Figlio unico di un imbianchino e di una casalinga emigrati dal Veneto, Roberto la mattina lavora come assistente di laboratorio presso l’istituto tecnico industriale Spagnesi e la sera studia dalle sue dispense di chimica e tecnologia farmaceutica. Da poco ha ricevuto una lettera per il servizio militare e non sa se questa volta riuscirà a fare il rinvio. Di questo parla con Diego, tra una chiacchiera e l’altra sul campionato di serie A. 
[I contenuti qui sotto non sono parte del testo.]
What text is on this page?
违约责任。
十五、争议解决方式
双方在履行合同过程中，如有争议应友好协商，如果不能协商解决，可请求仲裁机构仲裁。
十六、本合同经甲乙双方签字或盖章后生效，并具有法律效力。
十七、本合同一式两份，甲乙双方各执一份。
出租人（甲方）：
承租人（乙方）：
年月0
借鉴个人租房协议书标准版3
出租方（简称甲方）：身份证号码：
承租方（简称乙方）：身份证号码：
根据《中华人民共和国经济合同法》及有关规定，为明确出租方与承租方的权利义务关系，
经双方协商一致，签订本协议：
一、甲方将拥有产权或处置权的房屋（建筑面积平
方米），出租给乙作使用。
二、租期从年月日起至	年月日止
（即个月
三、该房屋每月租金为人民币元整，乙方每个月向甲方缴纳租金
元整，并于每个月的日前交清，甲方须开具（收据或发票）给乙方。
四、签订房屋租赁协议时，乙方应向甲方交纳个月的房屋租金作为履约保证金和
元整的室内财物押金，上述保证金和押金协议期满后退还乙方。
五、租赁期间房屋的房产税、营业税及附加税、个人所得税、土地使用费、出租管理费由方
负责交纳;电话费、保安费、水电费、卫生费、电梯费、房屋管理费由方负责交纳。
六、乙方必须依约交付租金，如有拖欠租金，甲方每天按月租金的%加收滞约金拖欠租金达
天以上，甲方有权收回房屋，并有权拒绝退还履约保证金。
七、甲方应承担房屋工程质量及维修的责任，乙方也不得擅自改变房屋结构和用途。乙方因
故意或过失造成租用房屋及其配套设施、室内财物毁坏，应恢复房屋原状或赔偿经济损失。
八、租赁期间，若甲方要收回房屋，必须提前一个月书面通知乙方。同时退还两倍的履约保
LA MORTE DI ROBERTO CRESCENZIO

Il trasporto in ospedale di Roberto Crescenzio

Manca un quarto d’ora a mezzogiorno quando parte l’assalto. Una serie di molotov esplode all’interno del locale. Il barista e la moglie del proprietario riescono a fuggire mentre Diego Mainardo viene riempito di botte dagli estremisti e poi gettato fuori dal locale. Roberto cerca rifugio chiudendosi nel bagno ma d’improvviso l’incendio divampa verso di lui divorando la moquette.

Il giovane è in trappola e in un disperato tentativo di salvezza apre la porta e attraversa un vero e proprio muro di fuoco, varcando le fiamme verso l’uscita. È una torcia umana. Per strada viene soccorso dai passanti che cercano di aiutarlo nell’attesa dell’ambulanza, facendolo sedere ad una sedia, togliendogli le scarpe ed i vestiti che ormai sono incollati sulle sue carni arse. È in questo momento che viene scattata la famosa fotografia che lo ritrae in agonia e che sarà di grande impatto per l’opinione pubblica italiana e internazionale.

Roberto Crescenzio giungerà in ospedale con il 90% del corpo ustionato. Morirà due giorni dopo per collasso cardio-circolatorio.